Bunun üzerine bu üçlü ile Peter'ın May halası (Marisa Tomei), Hasar Kontrol Departmanına bağlı Federal Ajanlarca (Arian Moayed, Tommy Campbell, Jwaundace Candece ve Gary Weeks) sorguya alınırlar...
Derken...
Avukat Matt Murdock (Charlie Cox) imdatlarına yetişir de, göz altına alınarak tutuklanmaktan kurtuluverirler...
Bu arada Mysterio'yu Londra'daki terör girişiminde öldüren dronu üreten Stark Endüstrisi de muhtemel şüpheliler arasına eklenmiştir...
Yani bu firmanın güvenlik sistemlerinin başındaki, aynı zamanda May halanın erkek arkadaşı da olan Harold "Happy" Hogan'ın da (Jon Favreau) yeterince iyi bir avukata gereksinimi bulunmaktadır...
Ancak Peter açısından bardağı taşıran son damla, kendisi ile MJ ve Ned'in yaptıkları üniversite bursu başvurusunun, yaşanan son olaylar sebep gösterilerek MIT (Massachusetts Institute of Technology) tarafından reddedilmesidir...
Bunun üzerine Peter soluğu, pek çok proje de birlikte çalıştığı Dr.
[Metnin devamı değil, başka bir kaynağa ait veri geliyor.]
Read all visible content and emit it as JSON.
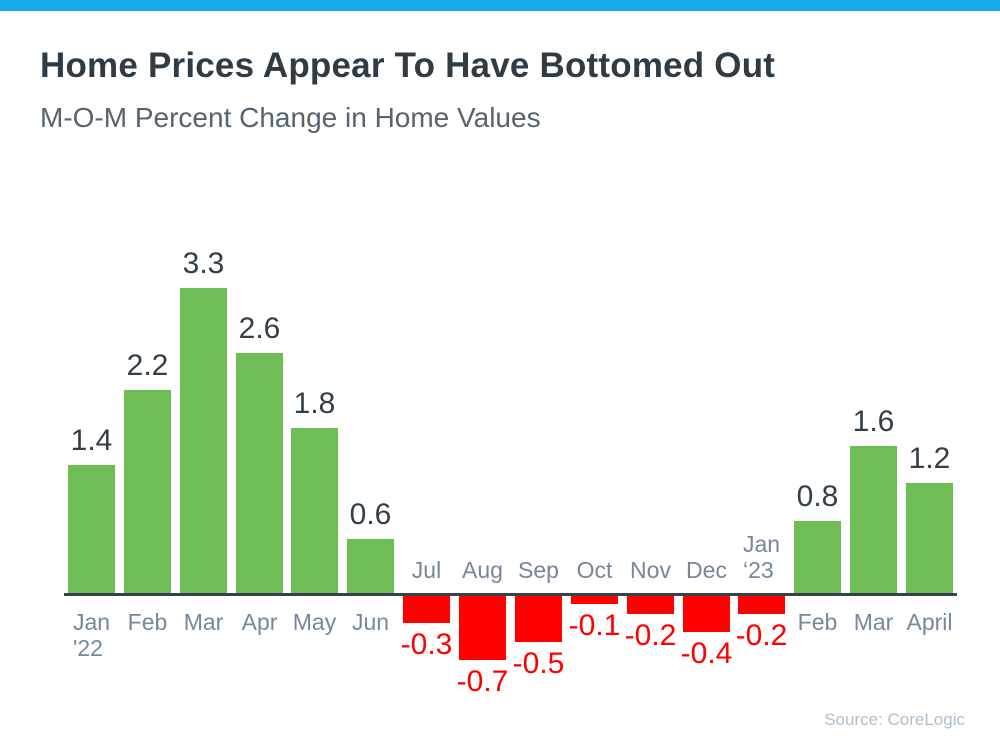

Stephen Strange'in (Benedict Cumberbatch) yanında alarak ondan, zamanda geri gitmesini ve böylelikle de bu işten gereksiz yere olumsuz etkilenenleri kurtarmasını ister...
Ama bu imkansızdır...
Zira bu türden bir yolculuğun anahtarı olan "Zaman Taşı (Time Stone)" artık Strange'in elinde değildir...
Yalnız Wong'un (Benedict Wong) verdiği ilhamla Strange, bir büyü yaparak dünyadaki istisnasız tüm insanların; Peter'ın Örümcek Adam olduğunu unutmalarını sağlayabilecektir...
Ancak Peter, bu işlem esnasında Strange'den, seansın akışını beş kez bölmek suretiyle; May halası, Happy, MJ ve Ned'in büyüden muaf tutulmalarını talep ettiği için büyü çalışmayacaktır...
Sinirlenerek Peter'ı kapının önüne koyan Strange ona, MIT'yi telefonla arayarak ikna etmeye çalışmasını tembihler...
Aldığı bu öğüt sonrasında MIT'ye girmeye hak kazanan Eugene "Flash" Thompson'ı (Tony Revolori) arayarak, yeni öğrenciler ile tanışarak ısınmak amacıyla Boston'dan şehirlerine gelmiş olan MIT yetkililerinin nerede olduklarını sorarak Rektör Yardımcısının (Paula Newsome) yerini öğrenir...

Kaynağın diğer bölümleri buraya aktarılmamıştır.